On Nov. 6 2018, something remarkable happened: two first time, Democratic candidates — in the deep red political pond of South Carolina — managed to defeat their respective Republican (did I mention incumbent?) opposition.
With their wins, JA Moore and Krystle Simmons are officially part of the new guard. Unsatisfied with the ways of the world, they led upstanding campaigns, connecting with constituents on a personal level in a way their predecessors rarely did. It was those connections that compelled citizens to vote in their favor.
I had never heard of Ms. Simmons before her run for office. But, to me, that didn’t matter. My time as a member of the Center for Women’s advisory board taught me that, unfortunately, most women are reluctant to run for political office even though studies and polls show, from an educational standpoint, women are more than qualified for these positions. More often than not, they won’t even attempt the feat. Rep. Simmons is part of a growing group of women who have decided to be the change they wish to see.
In contrast, JA is the homie. I’ve come to know him over the years as a man who is passionate about helping others. Pair that with his growing comfort with speaking openly about the injustices that plague our society and it’s no surprise he was willing to make the transition from behind-the-scenes to center stage. Like Krystle, he decided to take a leap of faith, going from chef to a political candidate to representative in less than one year.
And while I’m happy to see these two join the ranks of the legislature, this column is less about them and more about us, their supporters. I’m concerned about there being an Obama ’08 type of hangover; that we will, collectively, rest on our laurels, lulled into a feeling that because they won, we can safely remove our civic engagement capes for two more years. But I am here to expressly warn against this attitude. If anything, now is the time to kick our support into overdrive. With this in mind, I took it upon myself to create a list of three concrete, actionable items to show our continued support for Reps. Moore and Simmons.

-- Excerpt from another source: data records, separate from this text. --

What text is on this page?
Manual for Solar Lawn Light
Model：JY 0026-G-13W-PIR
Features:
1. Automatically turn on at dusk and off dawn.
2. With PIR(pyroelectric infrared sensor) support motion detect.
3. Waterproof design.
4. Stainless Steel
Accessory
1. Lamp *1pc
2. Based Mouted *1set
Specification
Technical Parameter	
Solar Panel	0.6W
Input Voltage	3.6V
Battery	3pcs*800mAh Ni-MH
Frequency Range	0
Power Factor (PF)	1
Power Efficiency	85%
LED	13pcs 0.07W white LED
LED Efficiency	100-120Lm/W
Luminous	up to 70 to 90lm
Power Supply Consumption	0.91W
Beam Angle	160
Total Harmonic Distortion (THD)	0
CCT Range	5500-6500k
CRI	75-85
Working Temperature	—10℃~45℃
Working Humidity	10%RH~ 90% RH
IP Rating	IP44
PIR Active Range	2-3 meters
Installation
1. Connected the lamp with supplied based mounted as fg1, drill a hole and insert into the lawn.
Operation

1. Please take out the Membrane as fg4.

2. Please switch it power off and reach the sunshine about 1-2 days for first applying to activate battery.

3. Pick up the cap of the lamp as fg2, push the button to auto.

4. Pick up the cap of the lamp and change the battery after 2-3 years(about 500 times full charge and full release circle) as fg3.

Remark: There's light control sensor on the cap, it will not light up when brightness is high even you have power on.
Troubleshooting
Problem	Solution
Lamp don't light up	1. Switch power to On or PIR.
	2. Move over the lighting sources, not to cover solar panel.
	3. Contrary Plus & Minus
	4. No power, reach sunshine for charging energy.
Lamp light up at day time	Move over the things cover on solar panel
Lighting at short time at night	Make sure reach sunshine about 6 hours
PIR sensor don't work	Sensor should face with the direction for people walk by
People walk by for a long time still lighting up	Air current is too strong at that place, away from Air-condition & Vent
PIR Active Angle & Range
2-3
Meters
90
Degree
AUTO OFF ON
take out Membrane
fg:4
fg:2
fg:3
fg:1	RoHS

FOLLOW: The easiest thing we can do is follow Reps. Moore and Simmons on social media. I’m not even suggesting that you follow them on every single platform, choose either the one they update the most or the platform you use the most. Do more than like their post, interact with them. When it comes to social media, likes are passé; it’s all about reach. On Facebook, sharing their post to your feed is a great way they can be seen by more than just their intended audience. On Instagram, sharing their post on your stories will have a similar effect. Comments are key as well. They cue a higher level of engagement which, in turn, makes their content easier to find. The easier they are to find, the more likely they get shared, and the cycle continues. By interacting with them on social media, we can help them stay visible year-round and not just during election cycles.
FUND: Donate money to their campaigns. Yeah, even now when no one is even remotely talking about voting. Rep. Simmons beat a four-time incumbent even though she raised less than $1,500. If you divide the 5,577 people who voted for her by the amount she raised, you come to a total of about 27 cents per voter. That is not a typo. Nor is that common. I know Obama had us believing that political campaigns run on hope, but that ain’t it, chief. And unless some major political reform takes place between now and 2020, money is going to continue to be a determining factor in whether someone can win a political race. According to a 2014 Washington Post report, congressional candidates who raise more money than their opponents win, on average, 91 percent of the time. My idea: Donate $100 a year until the next election. If one third of the 5,577 people who voted for Rep. Simmons did that, she’d raise over $300,000. It really is that simple.
FORMATION: When they get ready to speak on an issue that matters to you, channel your inner Beyonce and “…get in formation.” When I was an undergrad at South Carolina State University, the students from the Charleston metro area went everywhere together. We walked to the cafeteria together, ate together, skipped class together, partied together, and sat with each other at sporting events and probate shows. If there was anything that could be done in a group, we did it. We were a wondrous murmuration, moving both as individual people and a collective. The size of our flock turned heads wherever we went. Our representatives could really use that type of support, especially during their first year in office. It’d be great for them, both personally and professionally, if they had an army of supporters at their back when facing their peers.
If we want to make sure that their respective wins are a trend and not an aberration, we have to be willing to do our part. That means following them on social media, funding their campaigns, and falling into formation during legislative sessions. It could mean the difference between this being their one and only opportunity or the foundation for their encore.